Factoring out CSS styles into classes
So far we have quite shamelessly -- and successfully -- exploited HTML @style attributes, prolifically, as a way of representing the formatting information presented to us in the .docx.
However, this is (to say the least) likely to be controversial if not also problematic (and probably that too) as soon as we hit the HTML environment. Indeed, wouldn't an early goal of any reasonable HTML conversion have to be getting element-level @style out of there (whatever we have as warrants and justifications)?

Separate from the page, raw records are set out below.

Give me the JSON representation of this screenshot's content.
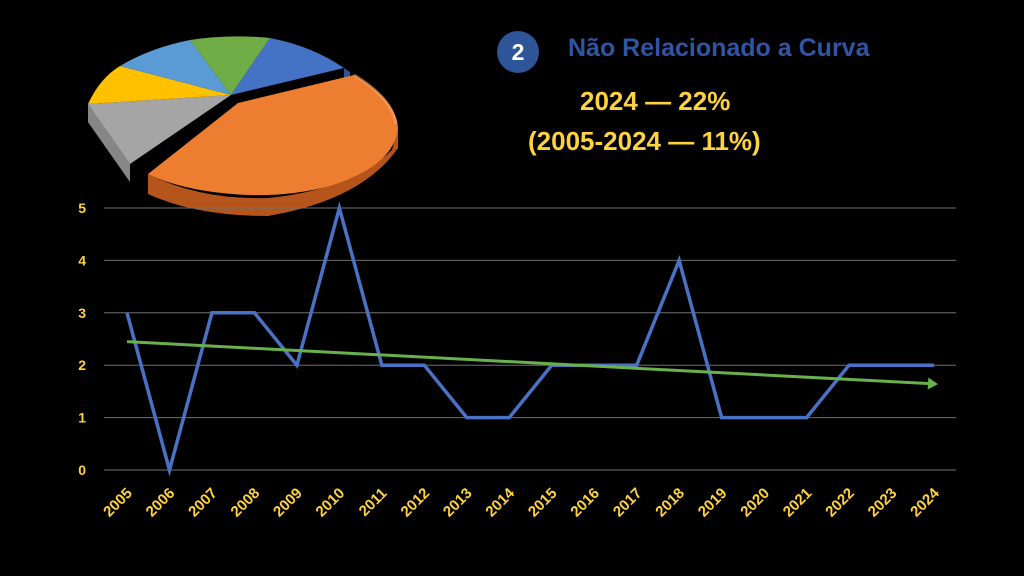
{
  "header": {
    "badge_number": "2",
    "title": "Não Relacionado a Curva",
    "stat_current": "2024 — 22%",
    "stat_range": "(2005-2024 — 11%)"
  },
  "colors": {
    "background": "#000000",
    "series_line": "#4a72c4",
    "trend_line": "#6ab04c",
    "label_yellow": "#ffd23f",
    "title_blue": "#2f55a4",
    "badge_blue": "#2e5597",
    "gridline": "#6f6f6f"
  },
  "pie_decoration": {
    "type": "pie",
    "style": "3d",
    "slice_colors": [
      "#ed7d31",
      "#a5a5a5",
      "#ffc000",
      "#5b9bd5",
      "#70ad47",
      "#4472c4"
    ],
    "exploded_slice": "orange"
  },
  "chart_data": {
    "type": "line",
    "title": "",
    "xlabel": "",
    "ylabel": "",
    "ylim": [
      0,
      5
    ],
    "yticks": [
      "0",
      "1",
      "2",
      "3",
      "4",
      "5"
    ],
    "grid": true,
    "legend": "none",
    "categories": [
      "2005",
      "2006",
      "2007",
      "2008",
      "2009",
      "2010",
      "2011",
      "2012",
      "2013",
      "2014",
      "2015",
      "2016",
      "2017",
      "2018",
      "2019",
      "2020",
      "2021",
      "2022",
      "2023",
      "2024"
    ],
    "series": [
      {
        "values": [
          3,
          0,
          3,
          3,
          2,
          5,
          2,
          2,
          1,
          1,
          2,
          2,
          2,
          4,
          1,
          1,
          1,
          2,
          2,
          2
        ],
        "color": "#4a72c4"
      }
    ],
    "trendline": {
      "type": "linear",
      "start_value": 2.45,
      "end_value": 1.65,
      "color": "#6ab04c",
      "arrow": true
    }
  }
}
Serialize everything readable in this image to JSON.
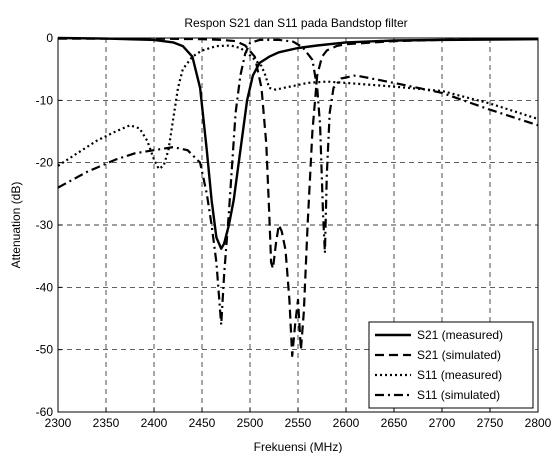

How to do that? Well actually an XSLT could take all instances of
<p class="SomewhatParagraph" style="text-align:center; font-size:14">
and faithfully render them
<p class="SomewhatParagraph size14pt-centered">
with elsewhere in the HTML (once for the set)
<style type="text/css">
.size14pt-centered { text-align:center; font-size:14 }
</style>
This would probably be considered a vast improvement by almost anyone -- and can be done with a single filter in XSLT. It would implement a little language casting property settings into @class values. Presumably this could be done with the subset of CSS we expect.
I propose we may wish to do this preemptively as I can easily see aching in bellies, heads and even hearts if we proceed to deliver raw @style attributes - serviceable as they has been so far for their purposes (and however easy and straightforward a transformation this is for those in command of the right tools). Especially since we also have a way to do the processing called for, so neatly.